Cloud. It’s such a comfy, cozy, familiar place. It’s where we store our pictures and music, backup our data, and watch cat videos on YouTube. It’s only natural that we’d want to use it for other things, like artificial intelligence.
And why not? Data is the lifeblood of AI, and the cloud has a lot of data. It also has a lot of compute power. And it’s easy to use: just point, click and deploy. We’re so used to the convenience of the cloud that the mere thought of not using it feels like a step backward.
I mean, what are the alternatives? AI on the edge? Like, physically printing out a neural network and installing it in a toaster? What next, growing our own silicon chips in the backyard? That’s just dumb, right?
Except, well, it’s not.
Many of you already know the usual arguments against cloud AI: latency, connectivity, privacy. But we want to talk about something more foundational; existential, if you will. And it boils down to this:
AI is out of the nursery.
See, when we were just getting started with AI, every new step, each new milestone felt like a gigantic achievement. Neural machine translation? Awesome. An emulated self-driving car? Nothing less than amazing. An AI that generates text indistinguishable from the best human writers? Holy cow.
When you are at the “wow” stage of any technology, you marvel at the result, not the process. Who cares if it takes 350 server-years and 10 million dollars to train a neural network to be able to do something that impressive? We just want to see what it can do!

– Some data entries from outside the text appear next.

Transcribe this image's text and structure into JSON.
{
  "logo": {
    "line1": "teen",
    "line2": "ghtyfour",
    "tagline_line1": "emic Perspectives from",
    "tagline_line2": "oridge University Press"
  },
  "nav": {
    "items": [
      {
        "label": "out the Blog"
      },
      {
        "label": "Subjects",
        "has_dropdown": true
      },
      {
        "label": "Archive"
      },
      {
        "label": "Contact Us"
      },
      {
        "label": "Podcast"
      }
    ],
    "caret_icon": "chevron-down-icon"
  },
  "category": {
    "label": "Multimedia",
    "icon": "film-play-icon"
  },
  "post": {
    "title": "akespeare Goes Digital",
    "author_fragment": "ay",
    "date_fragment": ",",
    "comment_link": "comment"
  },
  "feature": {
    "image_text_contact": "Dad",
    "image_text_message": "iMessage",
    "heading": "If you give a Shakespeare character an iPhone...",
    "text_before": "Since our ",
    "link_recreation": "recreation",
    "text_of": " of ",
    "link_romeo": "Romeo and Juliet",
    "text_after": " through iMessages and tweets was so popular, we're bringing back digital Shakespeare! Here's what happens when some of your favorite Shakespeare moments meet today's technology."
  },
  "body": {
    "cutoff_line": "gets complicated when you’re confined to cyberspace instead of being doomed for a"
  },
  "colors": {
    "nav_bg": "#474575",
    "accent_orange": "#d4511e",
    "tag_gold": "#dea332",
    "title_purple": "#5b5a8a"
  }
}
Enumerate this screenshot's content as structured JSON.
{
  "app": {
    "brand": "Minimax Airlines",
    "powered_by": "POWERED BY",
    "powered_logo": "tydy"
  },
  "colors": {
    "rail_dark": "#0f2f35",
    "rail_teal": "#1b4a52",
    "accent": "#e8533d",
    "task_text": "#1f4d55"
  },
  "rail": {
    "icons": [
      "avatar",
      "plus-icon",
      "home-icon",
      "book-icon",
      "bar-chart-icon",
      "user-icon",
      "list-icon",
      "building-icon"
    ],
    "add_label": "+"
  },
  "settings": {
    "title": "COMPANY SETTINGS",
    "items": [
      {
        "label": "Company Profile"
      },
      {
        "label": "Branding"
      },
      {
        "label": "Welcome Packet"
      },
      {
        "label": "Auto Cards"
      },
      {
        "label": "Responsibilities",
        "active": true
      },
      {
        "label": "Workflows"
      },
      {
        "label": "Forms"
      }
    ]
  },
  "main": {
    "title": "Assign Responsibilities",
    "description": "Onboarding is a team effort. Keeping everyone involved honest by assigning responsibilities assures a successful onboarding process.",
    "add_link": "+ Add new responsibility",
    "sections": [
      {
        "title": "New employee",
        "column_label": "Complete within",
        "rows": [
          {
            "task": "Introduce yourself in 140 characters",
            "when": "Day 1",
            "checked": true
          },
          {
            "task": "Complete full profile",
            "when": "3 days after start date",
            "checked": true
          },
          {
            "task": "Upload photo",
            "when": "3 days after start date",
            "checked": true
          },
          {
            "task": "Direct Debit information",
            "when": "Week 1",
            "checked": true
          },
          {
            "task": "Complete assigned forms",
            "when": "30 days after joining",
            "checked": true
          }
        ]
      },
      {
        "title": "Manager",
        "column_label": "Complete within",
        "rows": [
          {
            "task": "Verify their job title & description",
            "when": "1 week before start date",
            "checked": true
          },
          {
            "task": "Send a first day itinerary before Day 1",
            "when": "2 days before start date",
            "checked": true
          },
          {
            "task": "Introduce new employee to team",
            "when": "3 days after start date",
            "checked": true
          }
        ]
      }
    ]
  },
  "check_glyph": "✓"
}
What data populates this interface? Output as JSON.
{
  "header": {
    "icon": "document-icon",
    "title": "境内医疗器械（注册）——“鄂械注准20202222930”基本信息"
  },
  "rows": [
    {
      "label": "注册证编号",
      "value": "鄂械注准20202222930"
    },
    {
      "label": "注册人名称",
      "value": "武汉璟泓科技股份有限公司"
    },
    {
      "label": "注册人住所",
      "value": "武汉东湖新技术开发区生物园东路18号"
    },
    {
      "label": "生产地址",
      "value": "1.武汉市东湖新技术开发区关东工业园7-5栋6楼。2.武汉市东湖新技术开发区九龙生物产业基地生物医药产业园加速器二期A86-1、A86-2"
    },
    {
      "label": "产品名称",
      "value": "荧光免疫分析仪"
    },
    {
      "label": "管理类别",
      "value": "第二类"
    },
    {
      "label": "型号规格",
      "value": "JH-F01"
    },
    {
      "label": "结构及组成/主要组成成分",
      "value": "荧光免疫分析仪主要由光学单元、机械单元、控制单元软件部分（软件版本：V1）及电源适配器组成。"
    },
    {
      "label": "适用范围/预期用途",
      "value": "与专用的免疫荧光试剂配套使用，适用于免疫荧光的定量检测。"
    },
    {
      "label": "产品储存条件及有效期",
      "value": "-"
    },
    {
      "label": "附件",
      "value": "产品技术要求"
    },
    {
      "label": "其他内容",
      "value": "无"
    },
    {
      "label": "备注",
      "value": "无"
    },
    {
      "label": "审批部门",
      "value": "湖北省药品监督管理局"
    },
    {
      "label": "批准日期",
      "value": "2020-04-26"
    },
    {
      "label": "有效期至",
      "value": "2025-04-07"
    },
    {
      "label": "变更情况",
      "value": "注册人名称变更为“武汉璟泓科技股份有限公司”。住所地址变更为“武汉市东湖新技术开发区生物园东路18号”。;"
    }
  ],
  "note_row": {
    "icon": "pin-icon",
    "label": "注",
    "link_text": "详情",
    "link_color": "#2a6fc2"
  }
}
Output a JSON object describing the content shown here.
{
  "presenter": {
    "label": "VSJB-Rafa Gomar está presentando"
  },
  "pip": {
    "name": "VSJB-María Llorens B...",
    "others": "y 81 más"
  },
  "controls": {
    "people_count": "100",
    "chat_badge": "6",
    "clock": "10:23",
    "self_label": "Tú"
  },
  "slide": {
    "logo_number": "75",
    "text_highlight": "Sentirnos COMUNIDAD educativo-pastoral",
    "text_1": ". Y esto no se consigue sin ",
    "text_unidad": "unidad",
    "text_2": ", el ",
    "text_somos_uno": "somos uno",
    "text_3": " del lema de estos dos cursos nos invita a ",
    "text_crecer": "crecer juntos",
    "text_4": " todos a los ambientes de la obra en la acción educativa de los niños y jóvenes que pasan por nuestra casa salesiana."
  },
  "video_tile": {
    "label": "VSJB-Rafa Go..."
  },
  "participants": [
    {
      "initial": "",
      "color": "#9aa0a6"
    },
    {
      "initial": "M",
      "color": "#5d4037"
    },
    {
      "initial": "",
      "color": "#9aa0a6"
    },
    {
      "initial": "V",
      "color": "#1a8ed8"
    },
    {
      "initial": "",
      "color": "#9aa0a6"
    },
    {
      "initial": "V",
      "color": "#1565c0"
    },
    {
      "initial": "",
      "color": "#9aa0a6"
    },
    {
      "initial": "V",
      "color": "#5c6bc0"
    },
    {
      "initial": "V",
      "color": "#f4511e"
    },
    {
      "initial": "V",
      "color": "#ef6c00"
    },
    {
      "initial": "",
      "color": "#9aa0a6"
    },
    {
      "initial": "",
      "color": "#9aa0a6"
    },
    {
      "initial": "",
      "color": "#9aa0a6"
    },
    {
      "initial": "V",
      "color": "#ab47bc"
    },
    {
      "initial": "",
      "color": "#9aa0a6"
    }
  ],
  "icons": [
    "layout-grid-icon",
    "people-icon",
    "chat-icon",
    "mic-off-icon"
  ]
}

The thing is, we’re not at the wow stage anymore. AI is no longer a toddler, and we should not be just paying for the diapers while clapping at its first attempts at walking. We’re at the point where we should be asking why it still struggles to walk.
“What does any of this have to do with the cloud?” you might say.
And the answer is, the cloud is the playpen that keeps AI stuck in the diaper phase.
Is our AI too heavy? Let’s just throw more servers at it! Is it too slow? Let’s give it more bandwidth! Does it fail to work with real-world data? Let’s pretend the real world doesn’t exist!
But, as any parent will tell you, the more you give a toddler, the more that toddler wants. And technology is no different. I mean, look at Chrome.
Worst of all, throwing more resources can only get you so far. No servers in the world can make a self-driving car respond to an unexpected pothole in real time or allow a demining robot to remove a landmine in a place with no connectivity. And these are the tasks that we do need AI to be able to perform.
Now I know. “Edging” a neural network is hard. You can’t just dump some Python code onto an ASIC; the diversity of neural networks it will support is incomparable to what we’ve got so used to with the cloud; most importantly, you need not just machine learning expertise but also engineering expertise. And that’s hard to come by.
But, once edged, AI will become truly disruptive. The first companies to fully leverage AI on the edge will be the front-runners of the next phase of technology: robotics, autonomous vehicles, IoT, medical devices. Not to mention use cases in that half of the world where there’s simply no Internet and that many of us prefer to turn a blind eye to.
Now, I’m not breaking any new ground here. Companies like Baidu, Google, and Microsoft are already running AI workloads on-device, and startups like Graphcore, SambaNova and us here at Edged.ai are building either specialized hardware or intellectual property (IP) to make AI on the edge a reality.
But, as with so many things, the real disruption does not happen when a few companies do it. It happens when there is a shift in the industry’s mindset.
And, right now, that mindset seems to be stuck in the cloud playpen.
Isn’t it about time we let it out into the real world?